Guild’s biggest competitor is a division of Watertown, Massachusetts-based publicly traded daycare provider Bright Horizons, which has offered tuition benefit services since 2009. It works with 210 companies including Home Depot and Goldman Sachs. Under Bright Horizons’ system, the companies—not the colleges—pay. Much of the genius of Guild’s business model is that it correctly aligns incentives: The colleges are the most financially motivated party, so they foot the bill. Another competitor, Los Angeles-based InStride, launched in 2019 with funding from Arizona State University, and like Bright Horizons it charges the corporations.
“I see our competition as the status quo,” Carlson says. “Classically, employers have offered tuition-reimbursement programmes, but no one is using those programmes.”
The nonprofit Indianapolis-based Lumina Foundation has done five case studies showing returns on investment as high as 140 percent for companies that offer tuition-reimbursement programmes. “We saw powerful impacts on retention,” says Lumina’s strategy director, Haley Glover.
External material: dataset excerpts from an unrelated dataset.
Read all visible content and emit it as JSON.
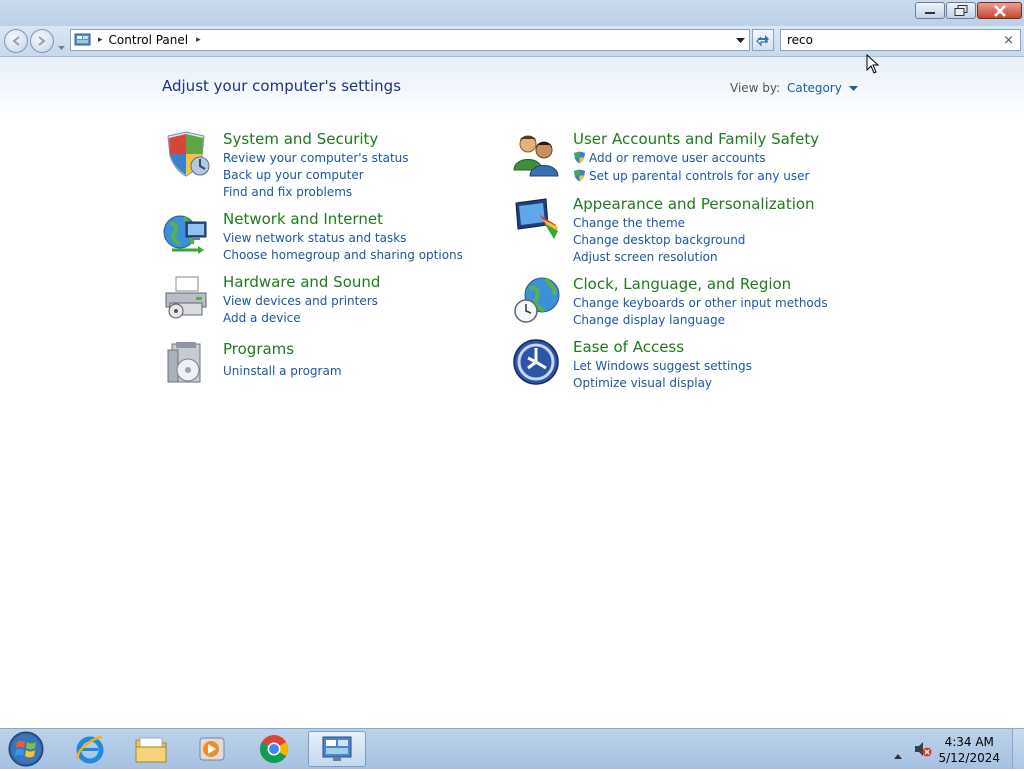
{
  "window": {
    "minimize_glyph": "—",
    "maximize_glyph": "❐",
    "close_glyph": "✕"
  },
  "address": {
    "crumb": "Control Panel",
    "sep_glyph": "▸"
  },
  "search": {
    "value": "reco",
    "clear_glyph": "×"
  },
  "header": {
    "title": "Adjust your computer's settings",
    "view_by_label": "View by:",
    "view_by_value": "Category"
  },
  "categories": [
    {
      "title": "System and Security",
      "icon": "shield-icon",
      "links": [
        "Review your computer's status",
        "Back up your computer",
        "Find and fix problems"
      ]
    },
    {
      "title": "Network and Internet",
      "icon": "network-globe-icon",
      "links": [
        "View network status and tasks",
        "Choose homegroup and sharing options"
      ]
    },
    {
      "title": "Hardware and Sound",
      "icon": "printer-icon",
      "links": [
        "View devices and printers",
        "Add a device"
      ]
    },
    {
      "title": "Programs",
      "icon": "programs-icon",
      "links": [
        "Uninstall a program"
      ]
    },
    {
      "title": "User Accounts and Family Safety",
      "icon": "users-icon",
      "links": [
        "Add or remove user accounts",
        "Set up parental controls for any user"
      ]
    },
    {
      "title": "Appearance and Personalization",
      "icon": "monitor-paint-icon",
      "links": [
        "Change the theme",
        "Change desktop background",
        "Adjust screen resolution"
      ]
    },
    {
      "title": "Clock, Language, and Region",
      "icon": "globe-clock-icon",
      "links": [
        "Change keyboards or other input methods",
        "Change display language"
      ]
    },
    {
      "title": "Ease of Access",
      "icon": "ease-of-access-icon",
      "links": [
        "Let Windows suggest settings",
        "Optimize visual display"
      ]
    }
  ],
  "taskbar": {
    "time": "4:34 AM",
    "date": "5/12/2024"
  },
  "colors": {
    "link": "#1e56a6",
    "category_title": "#1e7a1e",
    "heading": "#1e3287"
  }
}
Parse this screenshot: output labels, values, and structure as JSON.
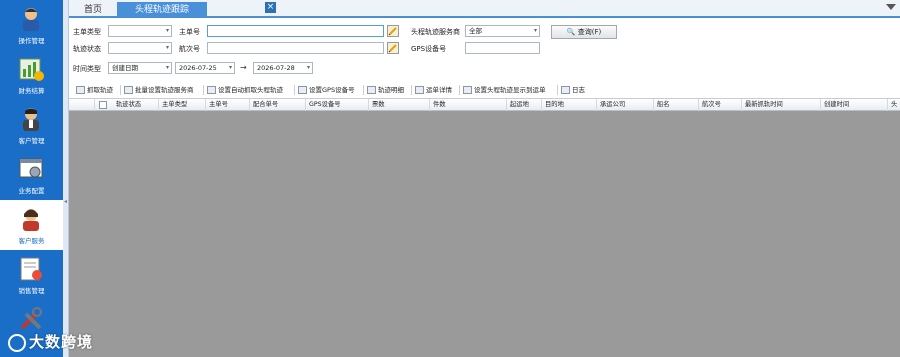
{
  "sidebar": {
    "items": [
      {
        "label": "操作管理"
      },
      {
        "label": "财务结算"
      },
      {
        "label": "客户管理"
      },
      {
        "label": "业务配置"
      },
      {
        "label": "客户服务"
      },
      {
        "label": "销售管理"
      }
    ]
  },
  "tabs": [
    {
      "label": "首页"
    },
    {
      "label": "头程轨迹跟踪"
    }
  ],
  "filter": {
    "master_type_label": "主单类型",
    "master_no_label": "主单号",
    "provider_label": "头程轨迹服务商",
    "provider_value": "全部",
    "query_label": "查询(F)",
    "track_status_label": "轨迹状态",
    "flight_no_label": "航次号",
    "gps_label": "GPS设备号",
    "time_type_label": "时间类型",
    "time_type_value": "创建日期",
    "date_from": "2026-07-25",
    "date_to": "2026-07-28",
    "arrow": "→"
  },
  "toolbar": [
    {
      "label": "抓取轨迹"
    },
    {
      "label": "批量设置轨迹服务商"
    },
    {
      "label": "设置自动抓取头程轨迹"
    },
    {
      "label": "设置GPS设备号"
    },
    {
      "label": "轨迹明细"
    },
    {
      "label": "运单详情"
    },
    {
      "label": "设置头程轨迹显示到运单"
    },
    {
      "label": "日志"
    }
  ],
  "grid": {
    "columns": [
      "轨迹状态",
      "主单类型",
      "主单号",
      "配合单号",
      "GPS设备号",
      "票数",
      "件数",
      "起运地",
      "目的地",
      "承运公司",
      "船名",
      "航次号",
      "最新抓轨时间",
      "创建时间",
      "头"
    ]
  },
  "watermark": "大数跨境",
  "colors": {
    "sidebar": "#1a6ec8",
    "tab_active": "#4a90d9",
    "grid_body": "#9a9a9a"
  }
}
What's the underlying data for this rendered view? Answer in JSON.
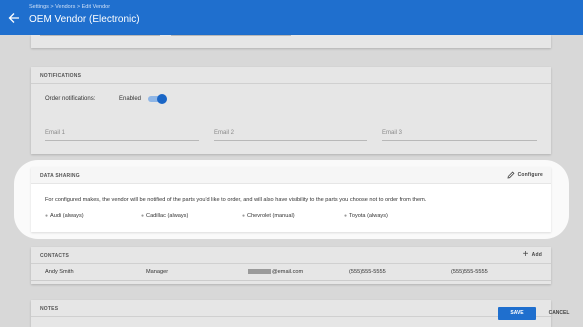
{
  "header": {
    "breadcrumb": "Settings > Vendors > Edit Vendor",
    "title": "OEM Vendor (Electronic)",
    "back_icon": "arrow-left-icon"
  },
  "notifications": {
    "heading": "NOTIFICATIONS",
    "order_label": "Order notifications:",
    "order_state": "Enabled",
    "order_enabled": true,
    "email_placeholders": [
      "Email 1",
      "Email 2",
      "Email 3"
    ]
  },
  "data_sharing": {
    "heading": "DATA SHARING",
    "configure_label": "Configure",
    "configure_icon": "pencil-icon",
    "description": "For configured makes, the vendor will be notified of the parts you'd like to order, and will also have visibility to the parts you choose not to order from them.",
    "makes": [
      "Audi (always)",
      "Cadillac (always)",
      "Chevrolet (manual)",
      "Toyota (always)"
    ]
  },
  "contacts": {
    "heading": "CONTACTS",
    "add_label": "Add",
    "add_icon": "plus-icon",
    "rows": [
      {
        "name": "Andy Smith",
        "role": "Manager",
        "email": "@email.com",
        "phone1": "(555)555-5555",
        "phone2": "(555)555-5555"
      }
    ]
  },
  "notes": {
    "heading": "NOTES"
  },
  "actions": {
    "save_label": "SAVE",
    "cancel_label": "CANCEL"
  },
  "colors": {
    "primary": "#1f6fce",
    "toggle_on": "#1a66c6",
    "page_bg": "#d8d8d8"
  }
}
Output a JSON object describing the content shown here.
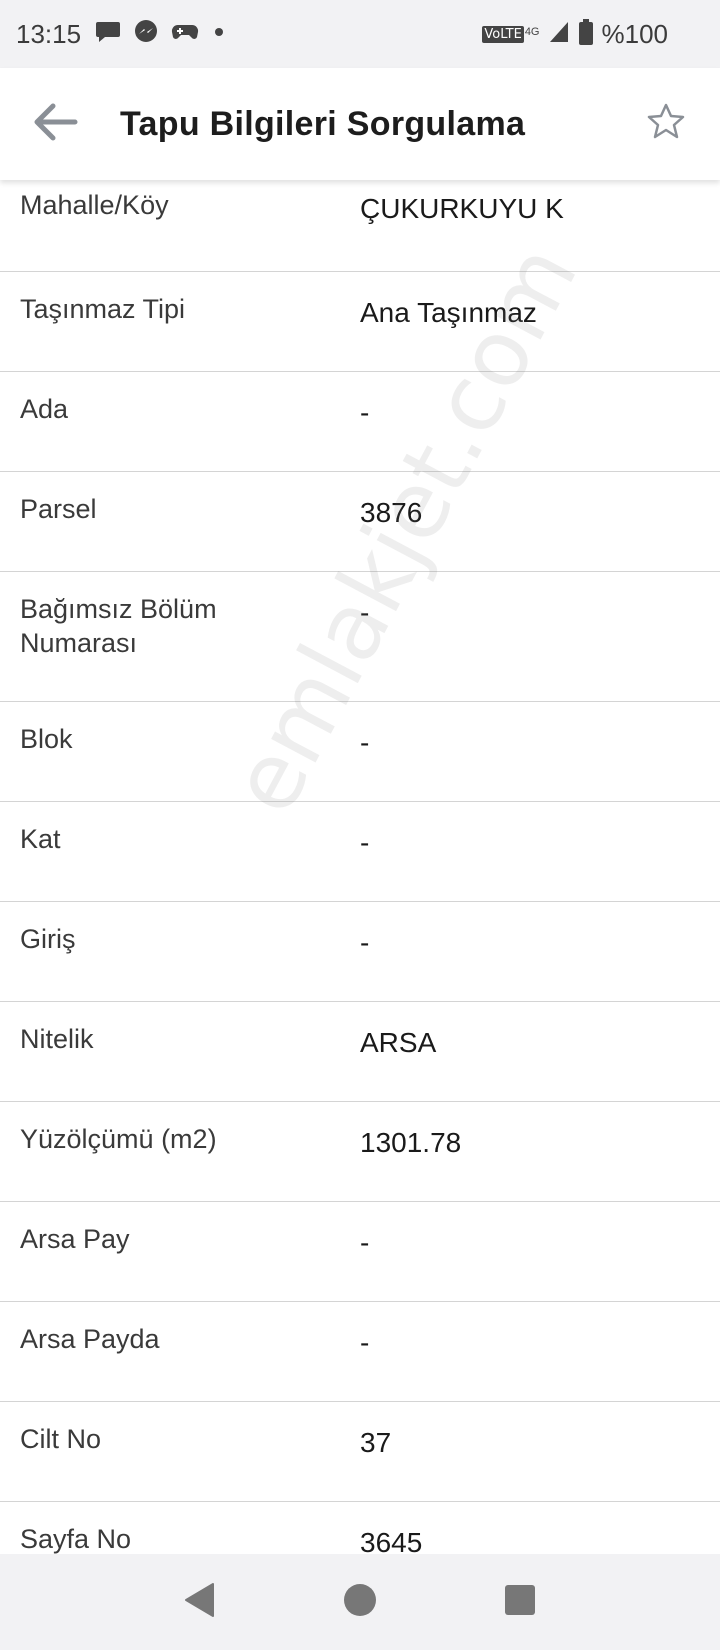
{
  "status_bar": {
    "time": "13:15",
    "left_icons": [
      "chat-bubble-icon",
      "messenger-icon",
      "gamepad-icon",
      "dot-icon"
    ],
    "network_label": "VoLTE",
    "network_type": "4G",
    "battery_text": "%100"
  },
  "app_bar": {
    "title": "Tapu Bilgileri Sorgulama",
    "back_icon": "arrow-left-icon",
    "favorite_icon": "star-outline-icon"
  },
  "rows": [
    {
      "label": "Mahalle/Köy",
      "value": "ÇUKURKUYU K"
    },
    {
      "label": "Taşınmaz Tipi",
      "value": "Ana Taşınmaz"
    },
    {
      "label": "Ada",
      "value": "-"
    },
    {
      "label": "Parsel",
      "value": "3876"
    },
    {
      "label": "Bağımsız Bölüm Numarası",
      "value": "-"
    },
    {
      "label": "Blok",
      "value": "-"
    },
    {
      "label": "Kat",
      "value": "-"
    },
    {
      "label": "Giriş",
      "value": "-"
    },
    {
      "label": "Nitelik",
      "value": "ARSA"
    },
    {
      "label": "Yüzölçümü (m2)",
      "value": "1301.78"
    },
    {
      "label": "Arsa Pay",
      "value": "-"
    },
    {
      "label": "Arsa Payda",
      "value": "-"
    },
    {
      "label": "Cilt No",
      "value": "37"
    },
    {
      "label": "Sayfa No",
      "value": "3645"
    }
  ],
  "watermark": "emlakjet.com",
  "nav_bar": {
    "back": "triangle-back-icon",
    "home": "circle-home-icon",
    "recents": "square-recents-icon"
  },
  "colors": {
    "status_bg": "#f2f2f4",
    "divider": "#d4d4d4",
    "text_primary": "#1a1a1a",
    "icon_gray": "#8a8f96"
  }
}
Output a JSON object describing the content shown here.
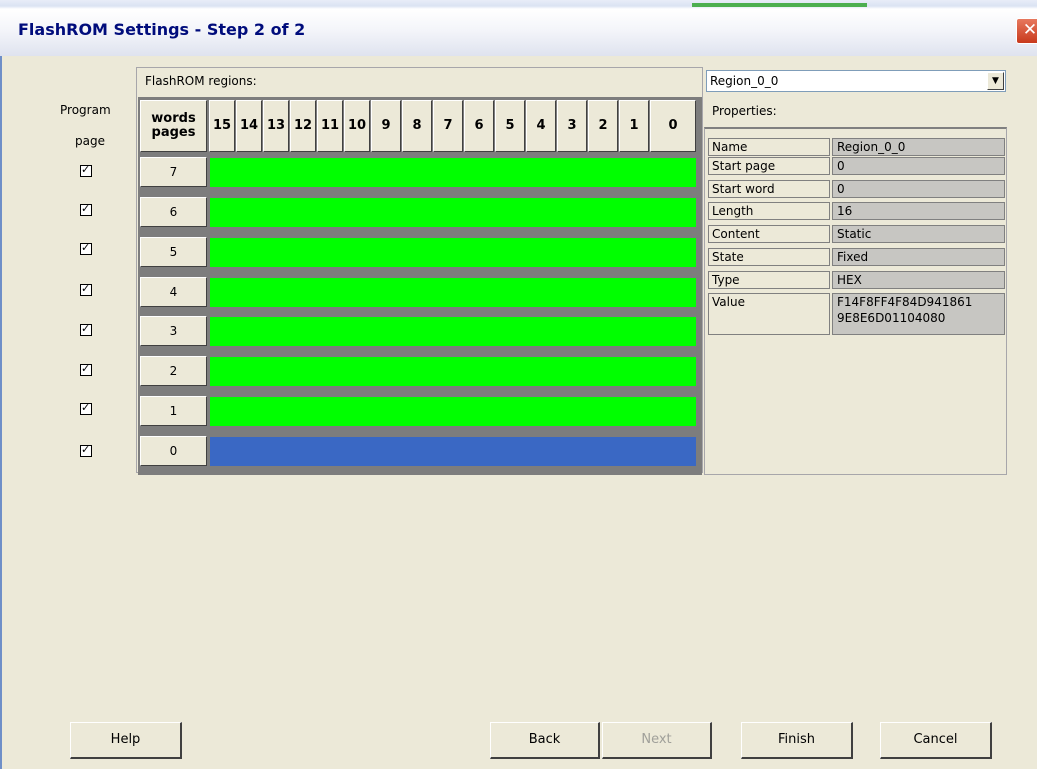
{
  "window": {
    "title": "FlashROM Settings - Step 2 of 2",
    "close_glyph": "✕"
  },
  "left_column": {
    "label_line1": "Program",
    "label_line2": "page"
  },
  "grid": {
    "regions_label": "FlashROM regions:",
    "header_words": "words",
    "header_pages": "pages",
    "word_columns": [
      "15",
      "14",
      "13",
      "12",
      "11",
      "10",
      "9",
      "8",
      "7",
      "6",
      "5",
      "4",
      "3",
      "2",
      "1",
      "0"
    ],
    "pages": [
      {
        "label": "7",
        "checked": true,
        "color": "#00ff00"
      },
      {
        "label": "6",
        "checked": true,
        "color": "#00ff00"
      },
      {
        "label": "5",
        "checked": true,
        "color": "#00ff00"
      },
      {
        "label": "4",
        "checked": true,
        "color": "#00ff00"
      },
      {
        "label": "3",
        "checked": true,
        "color": "#00ff00"
      },
      {
        "label": "2",
        "checked": true,
        "color": "#00ff00"
      },
      {
        "label": "1",
        "checked": true,
        "color": "#00ff00"
      },
      {
        "label": "0",
        "checked": true,
        "color": "#3a68c4"
      }
    ]
  },
  "properties": {
    "region_select": "Region_0_0",
    "label": "Properties:",
    "rows": [
      {
        "name": "Name",
        "value": "Region_0_0"
      },
      {
        "name": "Start page",
        "value": "0"
      },
      {
        "name": "Start word",
        "value": "0"
      },
      {
        "name": "Length",
        "value": "16"
      },
      {
        "name": "Content",
        "value": "Static"
      },
      {
        "name": "State",
        "value": "Fixed"
      },
      {
        "name": "Type",
        "value": "HEX"
      },
      {
        "name": "Value",
        "value": "F14F8FF4F84D941861",
        "value2": "9E8E6D01104080"
      }
    ]
  },
  "buttons": {
    "help": "Help",
    "back": "Back",
    "next": "Next",
    "finish": "Finish",
    "cancel": "Cancel"
  }
}
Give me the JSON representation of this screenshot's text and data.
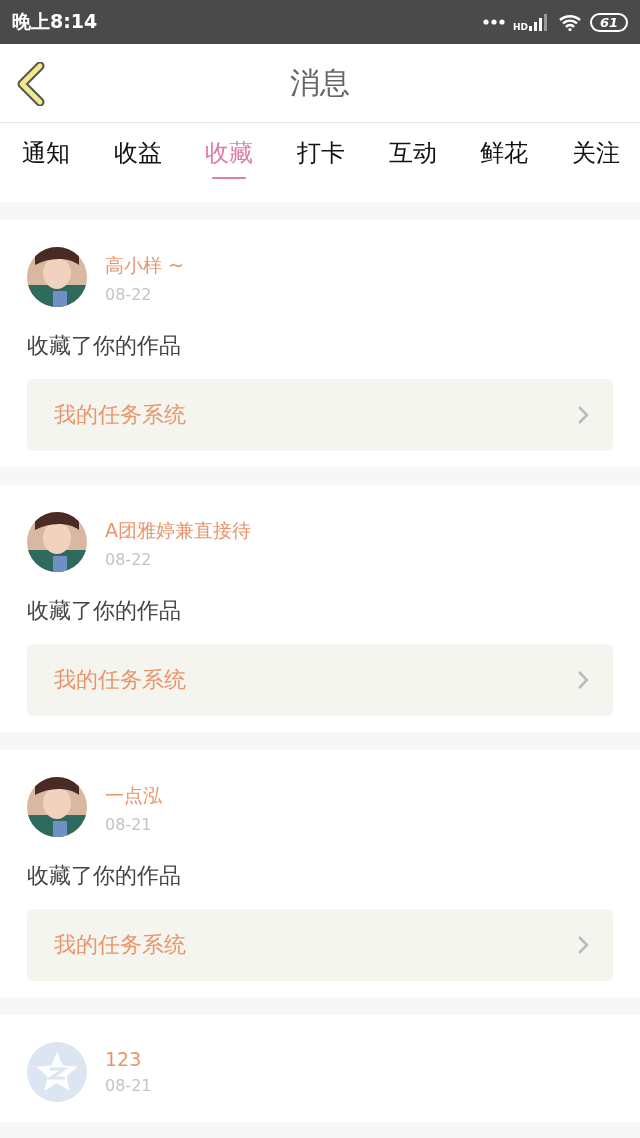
{
  "status_bar": {
    "time": "晚上8:14",
    "network": "HD",
    "battery": "61"
  },
  "header": {
    "title": "消息"
  },
  "tabs": [
    {
      "label": "通知",
      "selected": false
    },
    {
      "label": "收益",
      "selected": false
    },
    {
      "label": "收藏",
      "selected": true
    },
    {
      "label": "打卡",
      "selected": false
    },
    {
      "label": "互动",
      "selected": false
    },
    {
      "label": "鲜花",
      "selected": false
    },
    {
      "label": "关注",
      "selected": false
    }
  ],
  "messages": [
    {
      "name": "高小样 ~",
      "date": "08-22",
      "text": "收藏了你的作品",
      "link": "我的任务系统"
    },
    {
      "name": "A团雅婷兼直接待",
      "date": "08-22",
      "text": "收藏了你的作品",
      "link": "我的任务系统"
    },
    {
      "name": "一点泓",
      "date": "08-21",
      "text": "收藏了你的作品",
      "link": "我的任务系统"
    },
    {
      "avatar": {
        "kind": "default"
      },
      "name": "123",
      "date": "08-21"
    }
  ]
}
“Walmart and Amazon are in a death struggle,” proclaims Joseph Fuller, a professor at Harvard Business School. “If a Walmart worker can say, ‘I got an education that allowed me to get promoted,’ they’re going to be someone who speaks generously about Walmart and they are more likely be a Walmart shopper.”
Like a good politician, Carlson is working to please everyone. “We found a win-win,” she says, “where we can help companies align their objectives with helping their employees achieve their goals.”